En este pequeño rincón del mundo, que a veces parece más un plató de una telenovela de sobremesa que una nación seria y formal, donde la vida es una zarzuela perpetua, la última moda no viene de París, ni siquiera de la Gran Vía madrileña, no, lo que se lleva ahora es la catalanofobia y viene de las entrañas. Ese odio chulapo, de corral y banderita, ese sentimiento tan español, tan nuestro, tan de no entender nada pero indignarse mucho, porque ¿qué sería de nosotros sin un buen drama para amenizar la sobremesa?
Porque lo que pasa con la catalanofobia es que se ha convertido en una suerte de deporte nacional, tan emocionante y tan absurdo como discutir si la tortilla de patatas lleva cebolla o no. De repente, todo el mundo tiene una opinión, todo el mundo es un experto en la cuestión catalana, y si alguien cancanea Barcelona convencido, en el sentido figurado y hasta literal, ya hay quienes lo tachan de traidor a la patria. Vamos, que solo les falta sugerir que el tipo en cuestión cambie el flamenco por una sardana, y ahí sí que se desata el Apocalipsis.
Pero no nos engañemos, que detrás de tanto escándalo y tanta algarabía, lo que hay es miedo a que lo catalán, con su idioma, su cultura, su insistencia en no seguir el guion que otros les escriben, desmonte el chiringuito de lo que algunos llaman “España”, como si fuera un concepto inamovible, sagrado. Esos mismos que, en privado, susurran que están hartos de tanto catalán y que en el fondo preferirían que se callaran de una vez, como si el silencio forzado fuera una virtud cívica. Porque, en el fondo, la diversidad es demasiado complicada para las mentes acostumbradas al dogma, al catecismo y, por supuesto, al tricornio.
Ah, pero que no se diga que aquí no somos tolerantes. Eso sí, siempre que la tolerancia se practique en los términos que nos convienen. Porque lo que realmente escuece es que haya quien se niegue a asumir el papel que le han asignado. Que no quiera encajar en la cuadrícula perfecta de lo español como si ser diferente fuera un pecado mortal. Y ahí está el quid de la cuestión: lo que molesta no es lo catalán en sí, sino la osadía de existir, de decir "aquí estamos y aquí seguiremos", aunque el resto del país siga preguntándose qué demonios significa "seny" o "rauxa".
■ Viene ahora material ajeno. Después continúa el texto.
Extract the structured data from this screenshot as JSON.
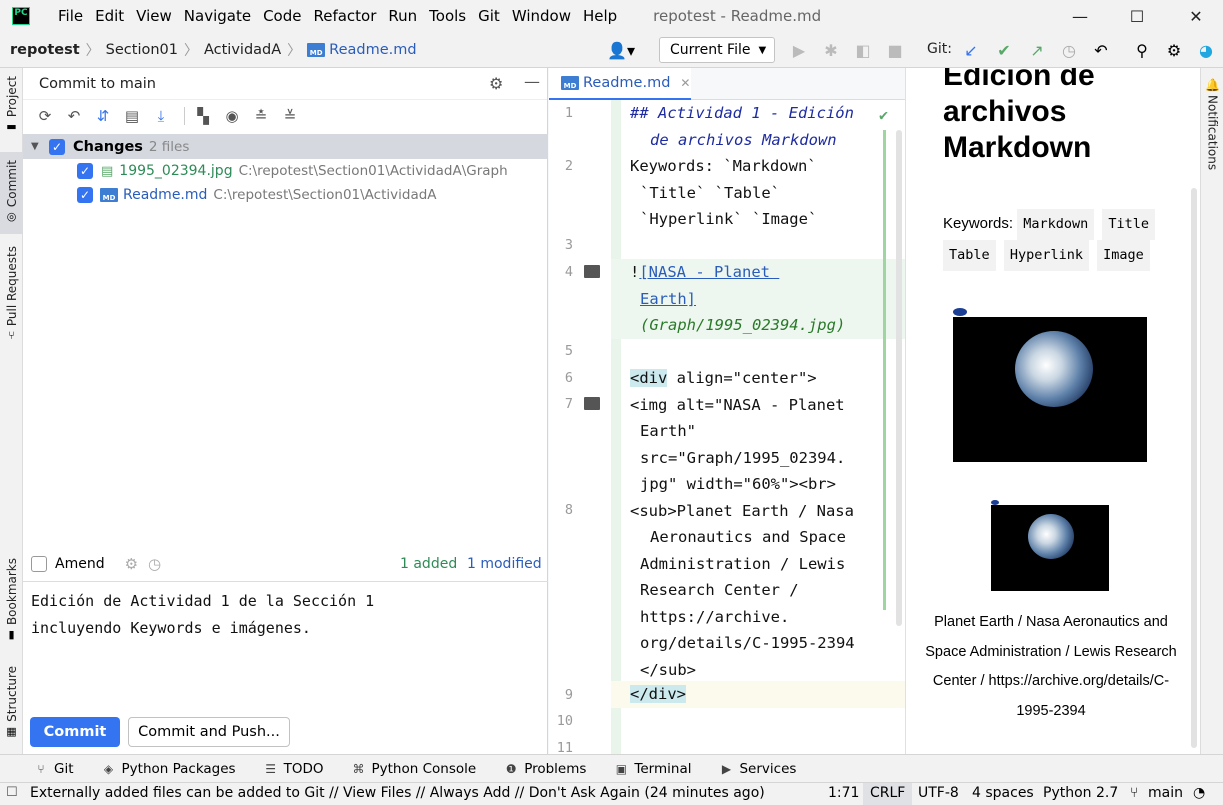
{
  "window": {
    "title": "repotest - Readme.md",
    "menu": [
      "File",
      "Edit",
      "View",
      "Navigate",
      "Code",
      "Refactor",
      "Run",
      "Tools",
      "Git",
      "Window",
      "Help"
    ],
    "logo_text": "PC"
  },
  "navbar": {
    "breadcrumbs": [
      "repotest",
      "Section01",
      "ActividadA",
      "Readme.md"
    ],
    "run_config": "Current File",
    "git_label": "Git:"
  },
  "left_strip": {
    "tabs": [
      "Project",
      "Commit",
      "Pull Requests",
      "Bookmarks",
      "Structure"
    ]
  },
  "commit_panel": {
    "header": "Commit to main",
    "changes_label": "Changes",
    "changes_count": "2 files",
    "files": [
      {
        "name": "1995_02394.jpg",
        "path": "C:\\repotest\\Section01\\ActividadA\\Graph"
      },
      {
        "name": "Readme.md",
        "path": "C:\\repotest\\Section01\\ActividadA"
      }
    ],
    "amend_label": "Amend",
    "added": "1 added",
    "modified": "1 modified",
    "message_lines": [
      "Edición de Actividad 1 de la Sección 1",
      "incluyendo Keywords e imágenes."
    ],
    "commit_button": "Commit",
    "commit_push_button": "Commit and Push..."
  },
  "editor": {
    "tab_label": "Readme.md",
    "line_numbers": [
      "1",
      "2",
      "3",
      "4",
      "5",
      "6",
      "7",
      "8",
      "9",
      "10",
      "11"
    ]
  },
  "preview": {
    "title_lines": [
      "Edición de",
      "archivos",
      "Markdown"
    ],
    "keywords_label": "Keywords:",
    "keywords": [
      "Markdown",
      "Title",
      "Table",
      "Hyperlink",
      "Image"
    ],
    "caption": "Planet Earth / Nasa Aeronautics and Space Administration / Lewis Research Center / https://archive.org/details/C-1995-2394"
  },
  "right_strip": {
    "tab": "Notifications"
  },
  "bottom_tools": [
    "Git",
    "Python Packages",
    "TODO",
    "Python Console",
    "Problems",
    "Terminal",
    "Services"
  ],
  "status": {
    "message": "Externally added files can be added to Git // View Files // Always Add // Don't Ask Again (24 minutes ago)",
    "position": "1:71",
    "line_sep": "CRLF",
    "encoding": "UTF-8",
    "indent": "4 spaces",
    "interpreter": "Python 2.7",
    "branch": "main"
  },
  "colors": {
    "accent": "#3574f0",
    "link": "#2a5dba",
    "added_file": "#2e8b57",
    "git_green": "#59a869"
  }
}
Así que ahí vamos, con el pecho hinchado y la cabeza bien alta, despotricando contra lo catalán y contra lo mesetario mientras cerramos los ojos a la realidad. Porque, seamos francos (con perdón), el problema no es Barcelona, ni la Diada, ni las sardanas. El problema es que, en el fondo, sabemos que nuestra querida unidad de destino en lo universal no es más que un castillo de naipes, y que cualquier brisa, por más catalana que sea, puede hacer tambalear. Pero claro, es más fácil echar la culpa a los demás que mirarse al espejo y ver que, al final del día, desde los romanos ‘Hispania’ era plural.
Así que no se preocupen, que esto tiene solución. Basta con salir de la caverna y descubrir que el mundo no se acaba en el Ebro, que hay vida más allá de nuestras narices. Y mientras tanto, sigamos disfrutando de este culebrón nacional, que de tanto en tanto nos da para una buena carcajada. A fin de cuentas, el orden es un espejismo del caos.